Xícaras de café

Desembarcou do ônibus atrás de uma senhora. Na condução ficou apenas um passageiro bem arrumado. Andou alguns passos em direção a um prédio. Tocou o interfone, se identificou na portaria e, depois de alguns minutos, o porteiro abriu o portão com um sorriso.

Entrou no elevador e subiu até o sexto andar. Ao chegar, a porta do apartamento já estava entreaberta.

A visita entrou, sorriu e disse:

_ Do corredor eu já senti o cheiro do café.

_ Acabei de coá-lo. _ Respondeu o dono do apartamento.

A mesa estava posta: leite, pães, geleias e frutas em abundância. A visita assentou-se enquanto o dono do apartamento buscava o café. Ao voltar, tinha um bule na mão direita e um coração na esquerda. Perguntou à visita:

_ Você quer uma xícara de café ou o meu amor?

_ O café foi preparado com coador de pano? _ Perguntou a visita, observando o bule.

_ Sim. _ Respondeu o dono do apartamento.

_ Dois dedos, por favor! _ Pediu a visita.

Depois de algumas conversas, o dono do apartamento colocou o seu coração sobre a mesa. Pegou a jarra de leite e, sorrindo, perguntou:

_ Você aceita leite?

A visita respondeu, sem olhar em seus olhos:

_ Você está me pressionando demais. Você não sabe se eu gosto do meu café puro ou se tenho alergia à lactose. Eu só aceitei uma xícara de café.

Com um olhar de frustração, o dono do apartamento responde:

_ Perdão, eu só ofereci um pouco de leite. Não estou oferecendo mais o meu amor. Não estou te pressionando, nem tentando te prender à minha mesa. Você é livre e, quando somos livres, andar de mãos dadas não é uma prisão, é uma escolha. Faça como quiser com o seu café, eu me viro com o meu coração.

_ Não se desculpe. _ Respondeu a visita, que completou: _ O problema não está em você, está em mim. Gosto de me assentar sobre novas cadeiras, admirar variadas estampas de forros de mesa, gosto de xícaras de cores e tamanhos diferentes. As maiores são as que mais me apetecem.

_ Eu te entendo e fico feliz ao ouvir isso. Torna as coisas mais fáceis. _ Desabafou o dono do apartamento, que continuou: _ Eu não quero passar o resto da minha vida coando café para uma pessoa que acha o tamanho e o formato de uma xícara mais importante que o conteúdo dela. A sua sede por diferentes cafés é, na verdade, um medo de enjoar rápido demais do café de alguém. Mas um dia você vai se assentar sobre a cadeira adequada, com a mesa e o forro apropriados e com a xícara certa. Quando isso acontecer, será o café mais amargo que você provará e vai ser nele que você vai viciar.

_ Acho que isso nunca acontecerá, e, se acontecer um dia, não será com você. O seu é doce. Nunca te pedi mais que uma xícara de café. Guarde o seu amor e entregue-o a quem queira encher o coração, pois eu só quero encher a minha xícara. _ Enfatizou a visita.

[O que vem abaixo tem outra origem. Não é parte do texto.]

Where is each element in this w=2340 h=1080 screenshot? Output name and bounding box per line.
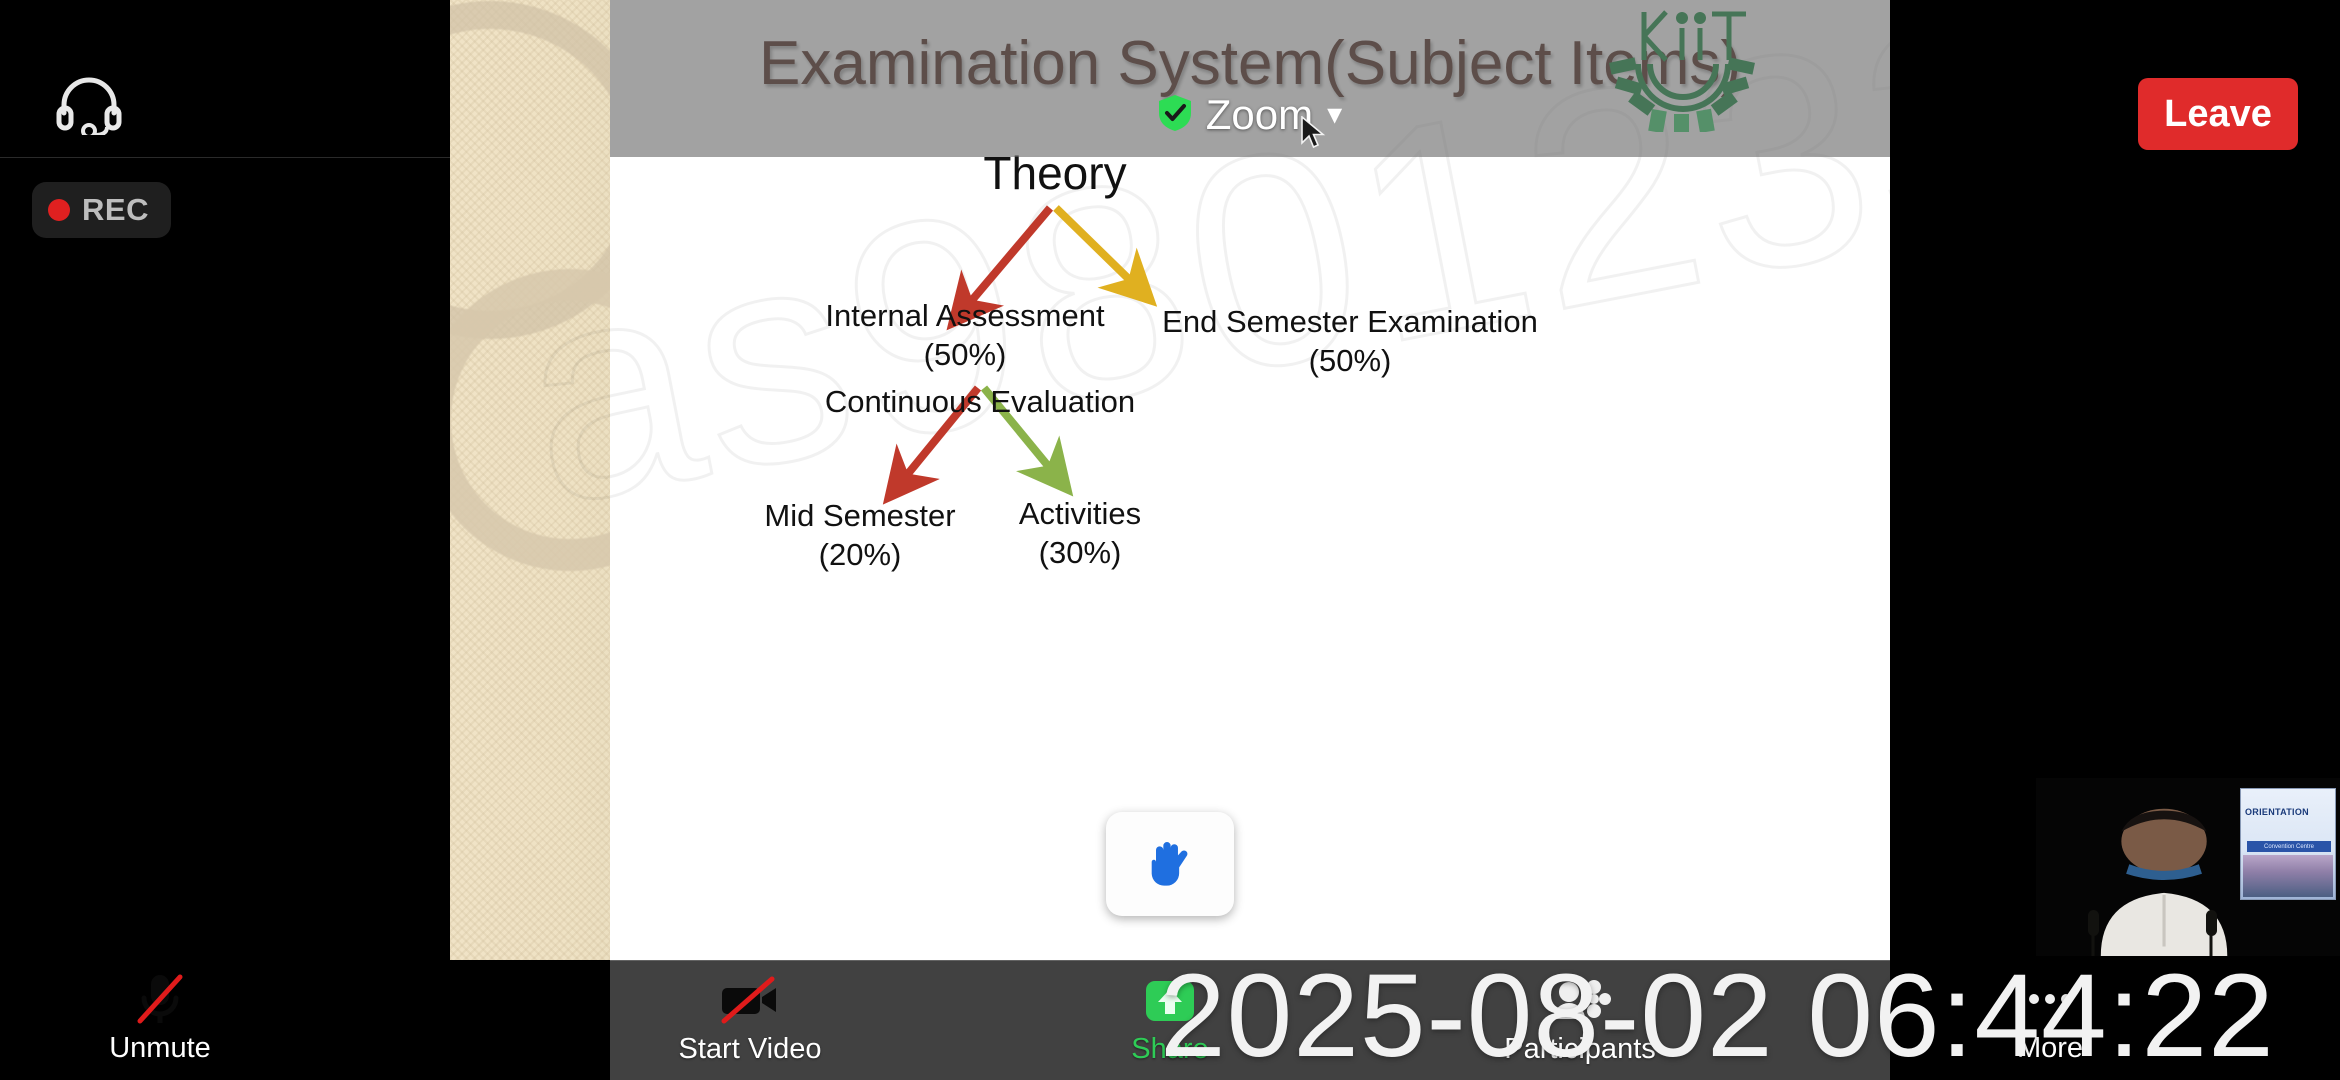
raise-hand-icon xyxy=(1144,836,1196,892)
projector-image xyxy=(2243,855,2333,897)
recording-badge[interactable]: REC xyxy=(32,182,171,238)
toolbar-label-unmute: Unmute xyxy=(109,1032,211,1065)
chevron-down-icon[interactable]: ▾ xyxy=(1327,100,1342,130)
toolbar-item-more[interactable]: More xyxy=(1950,968,2150,1076)
headset-icon[interactable] xyxy=(56,75,122,135)
recording-dot-icon xyxy=(48,199,70,221)
microphone-stand-right xyxy=(2198,910,2224,956)
meeting-title: Zoom xyxy=(1206,91,1313,139)
projector-title: ORIENTATION xyxy=(2245,807,2333,817)
toolbar-label-start-video: Start Video xyxy=(679,1033,822,1066)
toolbar-label-participants: Participants xyxy=(1504,1033,1656,1066)
more-dots-icon xyxy=(2020,968,2080,1030)
leave-button[interactable]: Leave xyxy=(2138,78,2298,150)
camera-muted-icon xyxy=(718,969,782,1031)
microphone-muted-icon xyxy=(130,968,190,1030)
share-screen-icon xyxy=(1142,969,1198,1031)
toolbar-label-more: More xyxy=(2017,1032,2083,1065)
rail-divider xyxy=(0,157,450,158)
zoom-top-bar: Zoom ▾ xyxy=(610,0,1890,157)
projector-screen: ORIENTATION Convention Centre xyxy=(2240,788,2336,900)
zoom-bottom-toolbar: Start Video Share xyxy=(610,960,1890,1080)
recording-label: REC xyxy=(82,192,149,228)
raise-hand-button[interactable] xyxy=(1106,812,1234,916)
projector-subtitle: Convention Centre xyxy=(2247,841,2331,852)
zoom-meeting-window: REC Unmute as9801233442 Examination Syst… xyxy=(0,0,2340,1080)
node-end-semester-examination: End Semester Examination (50%) xyxy=(1100,306,1600,376)
node-continuous-evaluation: Continuous Evaluation xyxy=(740,386,1220,417)
toolbar-item-share[interactable]: Share xyxy=(1070,969,1270,1077)
toolbar-item-unmute[interactable]: Unmute xyxy=(60,968,260,1076)
participants-icon xyxy=(1547,969,1613,1031)
microphone-stand-left xyxy=(2080,910,2106,956)
node-activities: Activities (30%) xyxy=(900,498,1260,568)
toolbar-item-participants[interactable]: Participants xyxy=(1480,969,1680,1077)
shield-check-icon xyxy=(1158,94,1192,137)
toolbar-item-start-video[interactable]: Start Video xyxy=(650,969,850,1077)
slide-decorative-strip xyxy=(450,0,610,960)
participant-video-thumbnail[interactable]: ORIENTATION Convention Centre xyxy=(2036,778,2340,956)
left-rail: REC Unmute xyxy=(0,0,450,1080)
meeting-title-group[interactable]: Zoom ▾ xyxy=(1158,91,1342,139)
toolbar-label-share: Share xyxy=(1131,1033,1208,1066)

O dono do apartamento pegou o coração e o guardou no bolso. Embora quisesse ser forte naquele momento e não dividir mais a sua mesa com a visita, permitiu que ela continuasse assentada em sua cadeira. Enquanto a visita degustava café, o dono do apartamento se esbaldava no leite. Finalizaram e depois de algum tempo calados, a visita interrompe o silêncio:

_ Agora tenho que partir. Há mais mesas de café arrumadas à minha espera. Há mais xícaras diferentes para eu conhecer. Caso eu passe por aqui e sinta o cheiro de café, venho para tomar mais uma xícara.

_ Você não sentirá o cheiro do café, pois eu não tomo. Só coei este por você. Caso você sinta o cheiro do grão saindo pelas minhas portas e janelas, acredite, haverá outra pessoa assentada sobre essa cadeira. Espero que, em uma das suas visitas, você encontre a xícara certa e que o café seja do seu agrado, já que o meu estava doce demais para as suas perspectivas amargas. _ Respondeu o dono do apartamento.

_ Acho que isso foi um adeus, né?! _ Questionou a visita em tom de aceitação.

O dono do apartamento não respondeu. A visita se levantou e foi em direção à porta. Na saída, o som de um trovão faz o dono da casa falar de foma doce e cuidadosa:

_ Leve o meu guarda-chuva, acho que vai chover.

A visita pegou o guarda-chuva, deu um beijo no rosto do dono do apartamento e fechou a porta. Já no térreo, saindo pela portaria do prédio, gotas de chuva começam a cair. Ela abre o guarda-chuva e vai embora. Dentro do apartamento, além do cheiro de café, pairava no ar a esperança de que um dia a visita voltasse para devolvê-lo.